Mixture of low-rank experts

The parameter savings from using low-rank approximations of the weight matrices can be reinvested into additional parameters. In particular, if we have a gating function G(x) we can use it to decide between a group of “experts” which are themselves low-rank Cross networks.

A mixture of experts consists of a gating function and an expert function. The gating function determines the weight of the expert function.

A mixture of experts consists of a gating function and an expert function. The gating function determines the weight of the expert function.

Note that setting G(x)=1 and K=1 reduces the mixture of experts to the original low-rank DCN architecture.

Analysis of hyperparameters

The number of cross layers (i.e. cross depth), the choice of low-rank approximation, and the number of experts can each have a large effect on the model performance. For the depth of the crosses, the researchers found that performance improved with the number of cross layers, but diminishing returns as depth increased.

The behavior of the matrix rank was interesting. For very low rank, the model performed similarly with other baselines. However, increasing from rank 4 to 64 showed dramatic performance improvement, and notable but lesser improvement afterwards. This suggests there is some “elbow” (the authors call this a threshold rank) which maintains good performance without consuming too many parameters.

For the number of experts, the researchers found that the total rank sum of all of the experts was the main contributing factor for performance. In other words, 1x256, 4x64, 8x32, 16x16 and 32x8 all performed similarly. They hypothesized that their simple gating function was responsible for this.

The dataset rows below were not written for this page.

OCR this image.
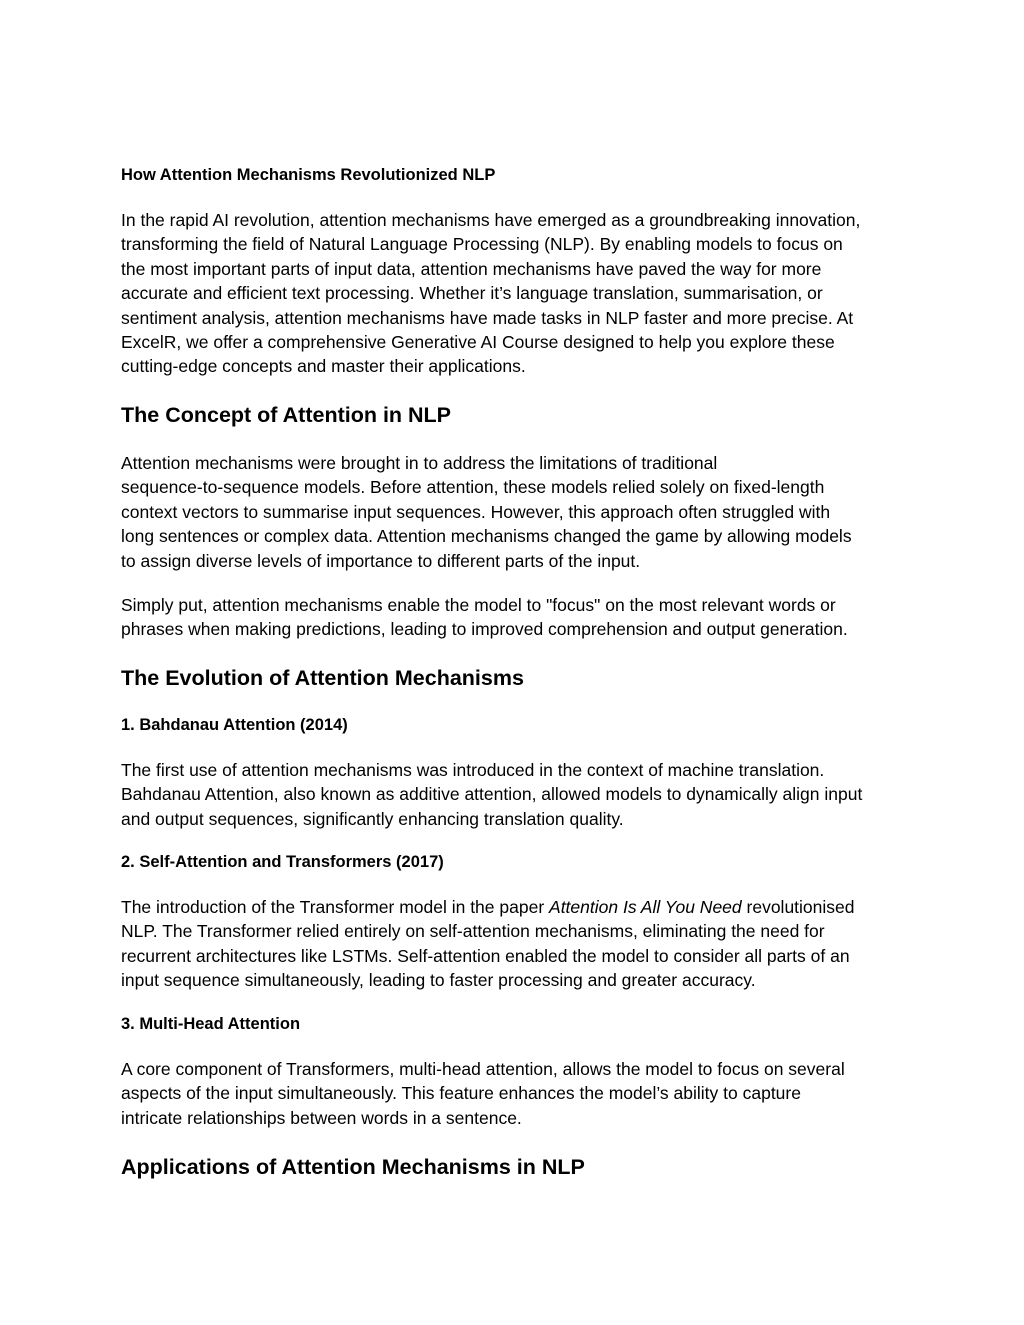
How Attention Mechanisms Revolutionized NLP
In the rapid AI revolution, attention mechanisms have emerged as a groundbreaking innovation,
transforming the field of Natural Language Processing (NLP). By enabling models to focus on
the most important parts of input data, attention mechanisms have paved the way for more
accurate and efficient text processing. Whether it’s language translation, summarisation, or
sentiment analysis, attention mechanisms have made tasks in NLP faster and more precise. At
ExcelR, we offer a comprehensive Generative AI Course designed to help you explore these
cutting-edge concepts and master their applications.
The Concept of Attention in NLP
Attention mechanisms were brought in to address the limitations of traditional
sequence-to-sequence models. Before attention, these models relied solely on fixed-length
context vectors to summarise input sequences. However, this approach often struggled with
long sentences or complex data. Attention mechanisms changed the game by allowing models
to assign diverse levels of importance to different parts of the input.
Simply put, attention mechanisms enable the model to "focus" on the most relevant words or
phrases when making predictions, leading to improved comprehension and output generation.
The Evolution of Attention Mechanisms
1. Bahdanau Attention (2014)
The first use of attention mechanisms was introduced in the context of machine translation.
Bahdanau Attention, also known as additive attention, allowed models to dynamically align input
and output sequences, significantly enhancing translation quality.
2. Self-Attention and Transformers (2017)
The introduction of the Transformer model in the paper Attention Is All You Need revolutionised
NLP. The Transformer relied entirely on self-attention mechanisms, eliminating the need for
recurrent architectures like LSTMs. Self-attention enabled the model to consider all parts of an
input sequence simultaneously, leading to faster processing and greater accuracy.
3. Multi-Head Attention
A core component of Transformers, multi-head attention, allows the model to focus on several
aspects of the input simultaneously. This feature enhances the model’s ability to capture
intricate relationships between words in a sentence.
Applications of Attention Mechanisms in NLP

Results on synthetic datasets

To better understand how the DCN, DCNv2 and DNN are able to model cross interactions, the authors created synthetic functions for the various architectures to learn. They created three classes of functions with increasing difficulty to learn.

Synthetic functions of increasing difficulty to be learned by DCN, DCNv2 and DNN.

Synthetic functions of increasing difficulty to be learned by DCN, DCNv2 and DNN.

Note that the third equation can be modeled by a single cross operation.

In their experiments, the authors found:

  • The DCN consistently used the fewest parameters (maximum of 300 parameters) and was able to accurately model the simpler functions, but was unable to accurately model the third, most complicated function with a single layer. However, since a single layer was only 300 parameters, experimenting with a larger model would have been interesting.
  • The DNN used the most parameters (up to 758k parameters) and was unable to model any of the functions as accurately as either DCN or DCNv2.
  • The DCNv2 used up to 10k parameters for the most complex function and achieved the lowest RMSE loss by far.

The authors also directly compared DCNv2 models with varying numbers of layers with a traditional DNN in modeling a more complex function containing sine terms and polynomials of order 1-4 and found that DNNs are highly inefficient in modeling higher order interactions.

Results on Criteo

Criteo is a popular click-through-rate (CTR) prediction dataset containing 7 days of user logs. It contains 13 continuous features and 26 categorical features.

On Criteo, DCN-v2 (best setting using two layers) had a 0.21% better AUC than a DNN baseline. DCN-Mix (best setting using 3 layers, 4 experts, and low rank of 258) was 0.17% better on AUC than the DNN baseline.

Results on MovieLens-1M

MovieLens-1M is a popular dataset for recommendation systems research, containing one million samples of [user-features, movie-features, rating] triplets. The task was treated as a regression problem. Ratings of 1 and 2 were set to 0 and 4 and 5 were set to 1. 3s were removed.

On MovieLens, DCN-V2 was 0.24% better on AUC than the DNN baseline. DCN-Mix was even better, at +0.39% over the DNN baseline.